B.v.O. - Van het minder slechte weer profiterend ben ik zoeven uitgeweest en heb bij Breuer van alles en nog wat opgehaald; vandaar dit derde schrijven, vandaag.268 Mocht Blijstra je bevallen schrijf hem dan een ‘hartelik woordje’. Zijn adres is 53 Reinier Claessenstraat, Amsterdam. Zijn voorletter R., zooals ik je geloof ik reeds schreef (en o jee! het staat natuurlik ook op het boek269). Claude le Petit was een ongedurige jongen die op 17-jarige leeftijd een pastoor doodsloeg; natuurlik doet zich ook hier de vraag op of het niet uit een te groot verlangen naar GOD gebeurde; - en die overigens op 22- jarige leeftijd door de Jezuïeten is verbrand voor het schrijven van zijn satyrieke dichtbundel Le Bordel des Muses ou les Neuf Pucelles Putains. Het gedicht wat ik je hierbij zend270 is onuitgegeven: Lachèvre heeft het in een revue voor 17e eeuwse dingen afgedrukt, maar apart van zijn overig werk, waarvan fragmenten verschenen Paris Ridicule (Doyon, La Connaissance, nog zeer onlangs), en moeiliker te vinden: Rome Ridicule en Madrid Ridicule. Bref, Le Petit was een soort Rimbaud als mens - een even grote vagebond ook - al had hij niet zoveel ‘genie’. - Ik eindig, na hierin werkelik het briefje van Dinger te hebben gesloten.

Je EdP.

268Het tweede, een briefkaart, is niet teruggevonden.

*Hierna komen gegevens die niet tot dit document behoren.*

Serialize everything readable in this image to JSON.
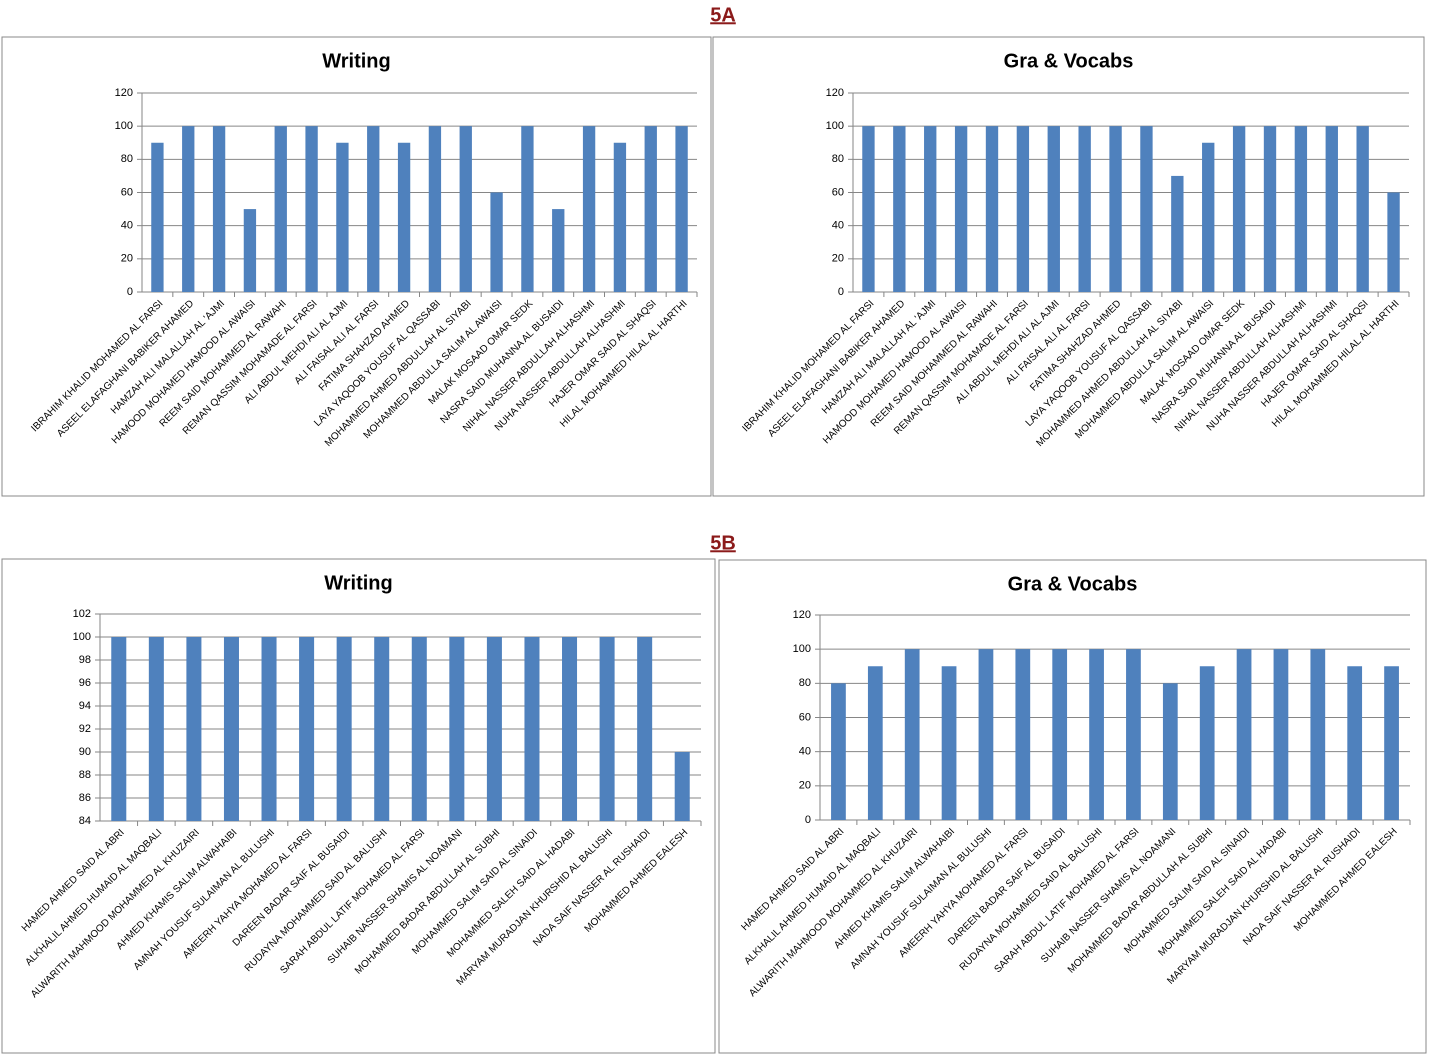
{
  "sections": [
    "5A",
    "5B"
  ],
  "chart_data": [
    {
      "type": "bar",
      "title": "Writing",
      "color": "#4f81bd",
      "grid": true,
      "ylim": [
        0,
        120
      ],
      "yticks": [
        0,
        20,
        40,
        60,
        80,
        100,
        120
      ],
      "categories": [
        "IBRAHIM KHALID MOHAMED AL FARSI",
        "ASEEL ELAFAGHANI BABIKER AHAMED",
        "HAMZAH ALI MALALLAH AL 'AJMI",
        "HAMOOD MOHAMED HAMOOD AL AWAISI",
        "REEM SAID MOHAMMED AL RAWAHI",
        "REMAN QASSIM MOHAMADE AL FARSI",
        "ALI ABDUL MEHDI ALI AL AJMI",
        "ALI FAISAL ALI AL FARSI",
        "FATIMA SHAHZAD AHMED",
        "LAYA YAQOOB YOUSUF AL QASSABI",
        "MOHAMMED AHMED ABDULLAH AL SIYABI",
        "MOHAMMED ABDULLA SALIM AL AWAISI",
        "MALAK MOSAAD OMAR SEDK",
        "NASRA SAID MUHANNA AL BUSAIDI",
        "NIHAL NASSER ABDULLAH ALHASHMI",
        "NUHA NASSER ABDULLAH ALHASHMI",
        "HAJER OMAR SAID AL SHAQSI",
        "HILAL MOHAMMED HILAL AL HARTHI"
      ],
      "values": [
        90,
        100,
        100,
        50,
        100,
        100,
        90,
        100,
        90,
        100,
        100,
        60,
        100,
        50,
        100,
        90,
        100,
        100
      ]
    },
    {
      "type": "bar",
      "title": "Gra & Vocabs",
      "color": "#4f81bd",
      "grid": true,
      "ylim": [
        0,
        120
      ],
      "yticks": [
        0,
        20,
        40,
        60,
        80,
        100,
        120
      ],
      "categories": [
        "IBRAHIM KHALID MOHAMED AL FARSI",
        "ASEEL ELAFAGHANI BABIKER AHAMED",
        "HAMZAH ALI MALALLAH AL 'AJMI",
        "HAMOOD MOHAMED HAMOOD AL AWAISI",
        "REEM SAID MOHAMMED AL RAWAHI",
        "REMAN QASSIM MOHAMADE AL FARSI",
        "ALI ABDUL MEHDI ALI AL AJMI",
        "ALI FAISAL ALI AL FARSI",
        "FATIMA SHAHZAD AHMED",
        "LAYA YAQOOB YOUSUF AL QASSABI",
        "MOHAMMED AHMED ABDULLAH AL SIYABI",
        "MOHAMMED ABDULLA SALIM AL AWAISI",
        "MALAK MOSAAD OMAR SEDK",
        "NASRA SAID MUHANNA AL BUSAIDI",
        "NIHAL NASSER ABDULLAH ALHASHMI",
        "NUHA NASSER ABDULLAH ALHASHMI",
        "HAJER OMAR SAID AL SHAQSI",
        "HILAL MOHAMMED HILAL AL HARTHI"
      ],
      "values": [
        100,
        100,
        100,
        100,
        100,
        100,
        100,
        100,
        100,
        100,
        70,
        90,
        100,
        100,
        100,
        100,
        100,
        60
      ]
    },
    {
      "type": "bar",
      "title": "Writing",
      "color": "#4f81bd",
      "grid": true,
      "ylim": [
        84,
        102
      ],
      "yticks": [
        84,
        86,
        88,
        90,
        92,
        94,
        96,
        98,
        100,
        102
      ],
      "categories": [
        "HAMED AHMED SAID AL ABRI",
        "ALKHALIL AHMED HUMAID AL MAQBALI",
        "ALWARITH MAHMOOD MOHAMMED AL KHUZAIRI",
        "AHMED KHAMIS SALIM ALWAHAIBI",
        "AMNAH YOUSUF SULAIMAN AL BULUSHI",
        "AMEERH YAHYA MOHAMED  AL FARSI",
        "DAREEN BADAR SAIF AL BUSAIDI",
        "RUDAYNA MOHAMMED SAID AL BALUSHI",
        "SARAH ABDUL LATIF MOHAMED AL FARSI",
        "SUHAIB NASSER SHAMIS AL NOAMANI",
        "MOHAMMED BADAR ABDULLAH AL SUBHI",
        "MOHAMMED SALIM SAID AL SINAIDI",
        "MOHAMMED SALEH SAID AL HADABI",
        "MARYAM MURADJAN KHURSHID AL BALUSHI",
        "NADA SAIF NASSER AL RUSHAIDI",
        "MOHAMMED AHMED EALESH"
      ],
      "values": [
        100,
        100,
        100,
        100,
        100,
        100,
        100,
        100,
        100,
        100,
        100,
        100,
        100,
        100,
        100,
        90
      ]
    },
    {
      "type": "bar",
      "title": "Gra & Vocabs",
      "color": "#4f81bd",
      "grid": true,
      "ylim": [
        0,
        120
      ],
      "yticks": [
        0,
        20,
        40,
        60,
        80,
        100,
        120
      ],
      "categories": [
        "HAMED AHMED SAID AL ABRI",
        "ALKHALIL AHMED HUMAID AL MAQBALI",
        "ALWARITH MAHMOOD MOHAMMED AL KHUZAIRI",
        "AHMED KHAMIS SALIM ALWAHAIBI",
        "AMNAH YOUSUF SULAIMAN AL BULUSHI",
        "AMEERH YAHYA MOHAMED  AL FARSI",
        "DAREEN BADAR SAIF AL BUSAIDI",
        "RUDAYNA MOHAMMED SAID AL BALUSHI",
        "SARAH ABDUL LATIF MOHAMED AL FARSI",
        "SUHAIB NASSER SHAMIS AL NOAMANI",
        "MOHAMMED BADAR ABDULLAH AL SUBHI",
        "MOHAMMED SALIM SAID AL SINAIDI",
        "MOHAMMED SALEH SAID AL HADABI",
        "MARYAM MURADJAN KHURSHID AL BALUSHI",
        "NADA SAIF NASSER AL RUSHAIDI",
        "MOHAMMED AHMED EALESH"
      ],
      "values": [
        80,
        90,
        100,
        90,
        100,
        100,
        100,
        100,
        100,
        80,
        90,
        100,
        100,
        100,
        90,
        90
      ]
    }
  ]
}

269IJzeren vlinders, waarvan DP aan Van O een exemplaar had gezonden.
270Een door DP verzorgde uitgave in dertig ex. van Claude le Petits l'Adieu des filles de joye à la ville de Paris van 1657. De fragmenten van ‘Paris ridicule’ etc. vormen gedeelten van de bundel Le bordel etc., die opgenomen zijn in Les oeuvres libertines (1918). Over Le Petit zie ook Vw 2, p. 52.